E secondo lo studio, caratteristiche come la parte inferiore delle gambe più lunga e le articolazioni più grandi suggeriscono che gli antenati degli esseri umani correvano lunghe distanze almeno 1,8 milioni di anni fa.
La teoria della corsa di resistenza, proposta per la prima volta più di 40 anni fa, presuppone che gli esseri umani abbiano sviluppato queste caratteristiche uniche come vantaggio per la caccia alle prede.
Gli scettici hanno affermato che correre avrebbe consumato molte più energie che semplicemente camminare dietro alla preda.
Morin riconosce che la corsa consuma più energia, ma afferma che questo costo è in gran parte compensato dalla quantità di tempo risparmiato.
I ricercatori hanno utilizzato modelli per dimostrare che l'energia acquisita dalla carne delle prede inseguite con successo superava quella spesa durante la corsa.
I ricercatori hanno cercato esempi di corsa di resistenza in un database che ha raccolto oltre 8.000 resoconti di caccia recentemente digitalizzati risalenti al XV secolo.
Hanno trovato quasi 400 esempi provenienti da 272 luoghi in tutto il mondo, dall'Artico al Cile, dall'Africa all'Oceania.

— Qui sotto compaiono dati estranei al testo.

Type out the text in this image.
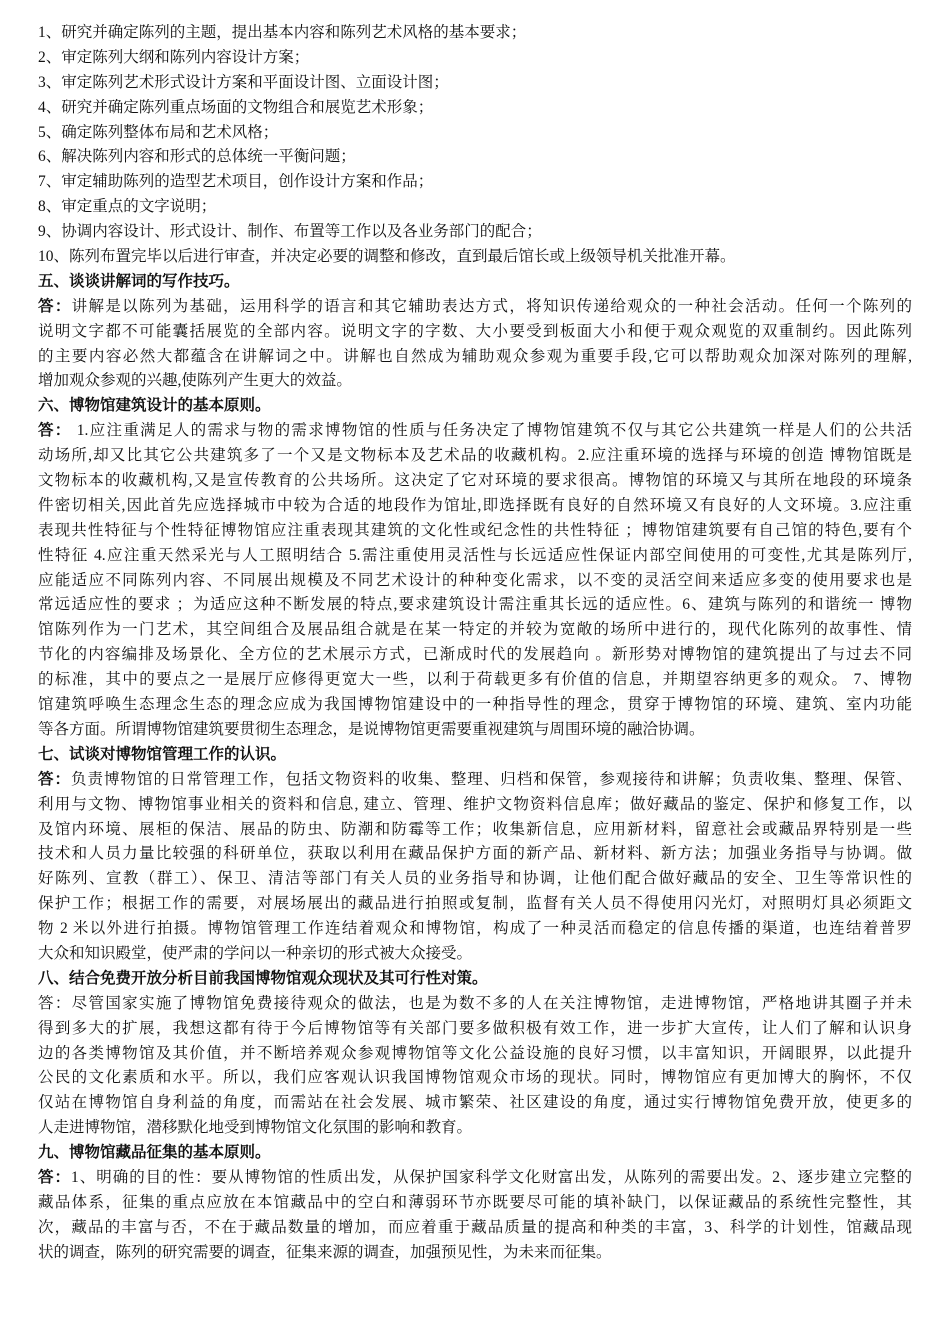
1、研究并确定陈列的主题，提出基本内容和陈列艺术风格的基本要求；
2、审定陈列大纲和陈列内容设计方案；
3、审定陈列艺术形式设计方案和平面设计图、立面设计图；
4、研究并确定陈列重点场面的文物组合和展览艺术形象；
5、确定陈列整体布局和艺术风格；
6、解决陈列内容和形式的总体统一平衡问题；
7、审定辅助陈列的造型艺术项目，创作设计方案和作品；
8、审定重点的文字说明；
9、协调内容设计、形式设计、制作、布置等工作以及各业务部门的配合；
10、陈列布置完毕以后进行审查，并决定必要的调整和修改，直到最后馆长或上级领导机关批准开幕。
五、谈谈讲解词的写作技巧。
答：讲解是以陈列为基础，运用科学的语言和其它辅助表达方式，将知识传递给观众的一种社会活动。任何一个陈列的
说明文字都不可能囊括展览的全部内容。说明文字的字数、大小要受到板面大小和便于观众观览的双重制约。因此陈列
的主要内容必然大都蕴含在讲解词之中。讲解也自然成为辅助观众参观为重要手段,它可以帮助观众加深对陈列的理解,
增加观众参观的兴趣,使陈列产生更大的效益。
六、博物馆建筑设计的基本原则。
答： 1.应注重满足人的需求与物的需求博物馆的性质与任务决定了博物馆建筑不仅与其它公共建筑一样是人们的公共活
动场所,却又比其它公共建筑多了一个又是文物标本及艺术品的收藏机构。2.应注重环境的选择与环境的创造 博物馆既是
文物标本的收藏机构,又是宣传教育的公共场所。这决定了它对环境的要求很高。博物馆的环境又与其所在地段的环境条
件密切相关,因此首先应选择城市中较为合适的地段作为馆址,即选择既有良好的自然环境又有良好的人文环境。3.应注重
表现共性特征与个性特征博物馆应注重表现其建筑的文化性或纪念性的共性特征 ；博物馆建筑要有自己馆的特色,要有个
性特征 4.应注重天然采光与人工照明结合 5.需注重使用灵活性与长远适应性保证内部空间使用的可变性,尤其是陈列厅,
应能适应不同陈列内容、不同展出规模及不同艺术设计的种种变化需求，以不变的灵活空间来适应多变的使用要求也是
常远适应性的要求 ；为适应这种不断发展的特点,要求建筑设计需注重其长远的适应性。6、建筑与陈列的和谐统一 博物
馆陈列作为一门艺术，其空间组合及展品组合就是在某一特定的并较为宽敞的场所中进行的，现代化陈列的故事性、情
节化的内容编排及场景化、全方位的艺术展示方式，已渐成时代的发展趋向 。新形势对博物馆的建筑提出了与过去不同
的标准，其中的要点之一是展厅应修得更宽大一些，以利于荷载更多有价值的信息，并期望容纳更多的观众。 7、博物
馆建筑呼唤生态理念生态的理念应成为我国博物馆建设中的一种指导性的理念，贯穿于博物馆的环境、建筑、室内功能
等各方面。所谓博物馆建筑要贯彻生态理念，是说博物馆更需要重视建筑与周围环境的融洽协调。
七、试谈对博物馆管理工作的认识。
答：负责博物馆的日常管理工作，包括文物资料的收集、整理、归档和保管，参观接待和讲解；负责收集、整理、保管、
利用与文物、博物馆事业相关的资料和信息, 建立、管理、维护文物资料信息库；做好藏品的鉴定、保护和修复工作，以
及馆内环境、展柜的保洁、展品的防虫、防潮和防霉等工作；收集新信息，应用新材料，留意社会或藏品界特别是一些
技术和人员力量比较强的科研单位，获取以利用在藏品保护方面的新产品、新材料、新方法；加强业务指导与协调。做
好陈列、宣教（群工）、保卫、清洁等部门有关人员的业务指导和协调，让他们配合做好藏品的安全、卫生等常识性的
保护工作；根据工作的需要，对展场展出的藏品进行拍照或复制，监督有关人员不得使用闪光灯，对照明灯具必须距文
物 2 米以外进行拍摄。博物馆管理工作连结着观众和博物馆，构成了一种灵活而稳定的信息传播的渠道，也连结着普罗
大众和知识殿堂，使严肃的学问以一种亲切的形式被大众接受。
八、结合免费开放分析目前我国博物馆观众现状及其可行性对策。
答：尽管国家实施了博物馆免费接待观众的做法，也是为数不多的人在关注博物馆，走进博物馆，严格地讲其圈子并未
得到多大的扩展，我想这都有待于今后博物馆等有关部门要多做积极有效工作，进一步扩大宣传，让人们了解和认识身
边的各类博物馆及其价值，并不断培养观众参观博物馆等文化公益设施的良好习惯，以丰富知识，开阔眼界，以此提升
公民的文化素质和水平。所以，我们应客观认识我国博物馆观众市场的现状。同时，博物馆应有更加博大的胸怀，不仅
仅站在博物馆自身利益的角度，而需站在社会发展、城市繁荣、社区建设的角度，通过实行博物馆免费开放，使更多的
人走进博物馆，潜移默化地受到博物馆文化氛围的影响和教育。
九、博物馆藏品征集的基本原则。
答：1、明确的目的性：要从博物馆的性质出发，从保护国家科学文化财富出发，从陈列的需要出发。2、逐步建立完整的
藏品体系，征集的重点应放在本馆藏品中的空白和薄弱环节亦既要尽可能的填补缺门，以保证藏品的系统性完整性，其
次，藏品的丰富与否，不在于藏品数量的增加，而应着重于藏品质量的提高和种类的丰富，3、科学的计划性，馆藏品现
状的调查，陈列的研究需要的调查，征集来源的调查，加强预见性，为未来而征集。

In un testo risalente al 1850, i nativi americani parlavano dei loro antenati che cacciavano gli alci investendoli mentre indossavano le racchette da neve.
"I nostri giovani erano forti a quei tempi", dice il testo. "Ora i nostri giovani sono... pigri e deboli", aggiunge.

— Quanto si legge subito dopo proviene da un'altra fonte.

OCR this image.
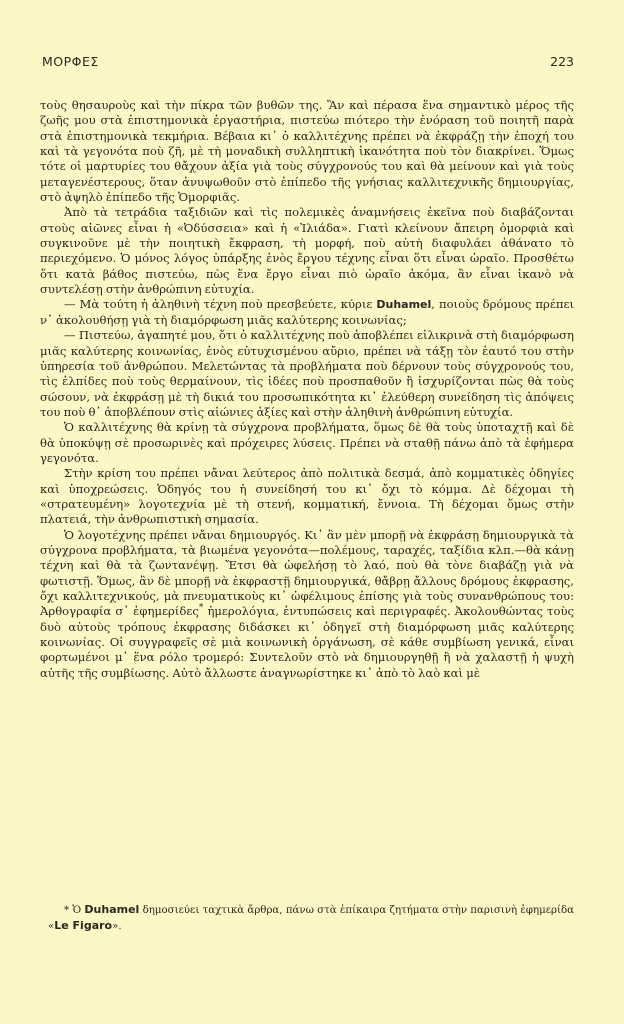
ΜΟΡΦΕΣ	223

τοὺς θησαυροὺς καὶ τὴν πίκρα τῶν βυθῶν της. Ἂν καὶ πέρασα ἕνα σημαντικὸ μέρος τῆς ζωῆς μου στὰ ἐπιστημονικὰ ἐργαστήρια, πιστεύω πιότερο τὴν ἐνόραση τοῦ ποιητῆ παρὰ στὰ ἐπιστημονικὰ τεκμήρια. Βέβαια κι᾽ ὁ καλλιτέχνης πρέπει νὰ ἐκφράζῃ τὴν ἐποχή του καὶ τὰ γεγονότα ποὺ ζῆ, μὲ τὴ μοναδικὴ συλληπτικὴ ἱκανότητα ποὺ τὸν διακρίνει. Ὅμως τότε οἱ μαρτυρίες του θἄχουν ἀξία γιὰ τοὺς σύγχρονούς του καὶ θὰ μείνουν καὶ γιὰ τοὺς μεταγενέστερους, ὅταν ἀνυψωθοῦν στὸ ἐπίπεδο τῆς γνήσιας καλλιτεχνικῆς δημιουργίας, στὸ ἀψηλὸ ἐπίπεδο τῆς Ὁμορφιᾶς.

Ἀπὸ τὰ τετράδια ταξιδιῶν καὶ τὶς πολεμικὲς ἀναμνήσεις ἐκεῖνα ποὺ διαβάζονται στοὺς αἰῶνες εἶναι ἡ «Ὀδύσσεια» καὶ ἡ «Ἰλιάδα». Γιατὶ κλείνουν ἄπειρη ὁμορφιὰ καὶ συγκινοῦνε μὲ τὴν ποιητικὴ ἔκφραση, τὴ μορφή, ποὺ αὐτὴ διαφυλάει ἀθάνατο τὸ περιεχόμενο. Ὁ μόνος λόγος ὑπάρξης ἑνὸς ἔργου τέχνης εἶναι ὅτι εἶναι ὡραῖο. Προσθέτω ὅτι κατὰ βάθος πιστεύω, πὼς ἕνα ἔργο εἶναι πιὸ ὡραῖο ἀκόμα, ἂν εἶναι ἱκανὸ νὰ συντελέσῃ στὴν ἀνθρώπινη εὐτυχία.

— Μὰ τούτη ἡ ἀληθινὴ τέχνη ποὺ πρεσβεύετε, κύριε Duhamel, ποιοὺς δρόμους πρέπει ν᾽ ἀκολουθήσῃ γιὰ τὴ διαμόρφωση μιᾶς καλύτερης κοινωνίας;

— Πιστεύω, ἀγαπητέ μου, ὅτι ὁ καλλιτέχνης ποὺ ἀποβλέπει εἰλικρινὰ στὴ διαμόρφωση μιᾶς καλύτερης κοινωνίας, ἑνὸς εὐτυχισμένου αὔριο, πρέπει νὰ τάξῃ τὸν ἑαυτό του στὴν ὑπηρεσία τοῦ ἀνθρώπου. Μελετώντας τὰ προβλήματα ποὺ δέρνουν τοὺς σύγχρονούς του, τὶς ἐλπίδες ποὺ τοὺς θερμαίνουν, τὶς ἰδέες ποὺ προσπαθοῦν ἢ ἰσχυρίζονται πὼς θὰ τοὺς σώσουν, νὰ ἐκφράσῃ μὲ τὴ δικιά του προσωπικότητα κι᾽ ἐλεύθερη συνείδηση τὶς ἀπόψεις του ποὺ θ᾽ ἀποβλέπουν στὶς αἰώνιες ἀξίες καὶ στὴν ἀληθινὴ ἀνθρώπινη εὐτυχία.

Ὁ καλλιτέχνης θὰ κρίνῃ τὰ σύγχρονα προβλήματα, ὅμως δὲ θὰ τοὺς ὑποταχτῇ καὶ δὲ θὰ ὑποκύψῃ σὲ προσωρινὲς καὶ πρόχειρες λύσεις. Πρέπει νὰ σταθῇ πάνω ἀπὸ τὰ ἐφήμερα γεγονότα.

Στὴν κρίση του πρέπει νἄναι λεύτερος ἀπὸ πολιτικὰ δεσμά, ἀπὸ κομματικὲς ὁδηγίες καὶ ὑποχρεώσεις. Ὁδηγός του ἡ συνείδησή του κι᾽ ὄχι τὸ κόμμα. Δὲ δέχομαι τὴ «στρατευμένη» λογοτεχνία μὲ τὴ στενή, κομματική, ἔννοια. Τὴ δέχομαι ὅμως στὴν πλατειά, τὴν ἀνθρωπιστικὴ σημασία.

Ὁ λογοτέχνης πρέπει νἄναι δημιουργός. Κι᾽ ἂν μὲν μπορῇ νὰ ἐκφράσῃ δημιουργικὰ τὰ σύγχρονα προβλήματα, τὰ βιωμένα γεγονότα—πολέμους, ταραχές, ταξίδια κλπ.—θὰ κάνῃ τέχνη καὶ θὰ τὰ ζωντανέψῃ. Ἔτσι θὰ ὠφελήσῃ τὸ λαό, ποὺ θὰ τὸνε διαβάζῃ γιὰ νὰ φωτιστῇ. Ὅμως, ἂν δὲ μπορῇ νὰ ἐκφραστῇ δημιουργικά, θἄβρῃ ἄλλους δρόμους ἐκφρασης, ὄχι καλλιτεχνικούς, μὰ πνευματικοὺς κι᾽ ὠφέλιμους ἐπίσης γιὰ τοὺς συνανθρώπους του: Ἀρθογραφία σ᾽ ἐφημερίδες* ἡμερολόγια, ἐντυπώσεις καὶ περιγραφές. Ἀκολουθώντας τοὺς δυὸ αὐτοὺς τρόπους ἐκφρασης διδάσκει κι᾽ ὁδηγεῖ στὴ διαμόρφωση μιᾶς καλύτερης κοινωνίας. Οἱ συγγραφεῖς σὲ μιὰ κοινωνικὴ ὀργάνωση, σὲ κάθε συμβίωση γενικά, εἶναι φορτωμένοι μ᾽ ἕνα ρόλο τρομερό: Συντελοῦν στὸ νὰ δημιουργηθῇ ἢ νὰ χαλαστῇ ἡ ψυχὴ αὐτῆς τῆς συμβίωσης. Αὐτὸ ἄλλωστε ἀναγνωρίστηκε κι᾽ ἀπὸ τὸ λαὸ καὶ μὲ

* Ὁ Duhamel δημοσιεύει ταχτικὰ ἄρθρα, πάνω στὰ ἐπίκαιρα ζητήματα στὴν παρισινὴ ἐφημερίδα «Le Figaro».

In un altro testo, risalente agli inizi del 1500, il popolo di Coahuiltecan parlava di inseguire cervi e alci in quella che oggi è la California.
"Ciò, ovviamente, non significa che li abbiano superati, ma che in un inseguimento incessante abbiano logorato la resistenza del gioco", si legge nel testo.
Morin afferma che queste storie sono state trascurate perché quando la ricerca etnografica iniziò a "diventare professionale" nel 1800, l'avvento delle armi da fuoco fece sì che la caccia persistente fosse in gran parte una cosa del passato.
Tuttavia, viene praticato ancora oggi dalla popolazione San del Botswana, che riesce a inseguire le antilopi finché gli animali non crollano per la stanchezza.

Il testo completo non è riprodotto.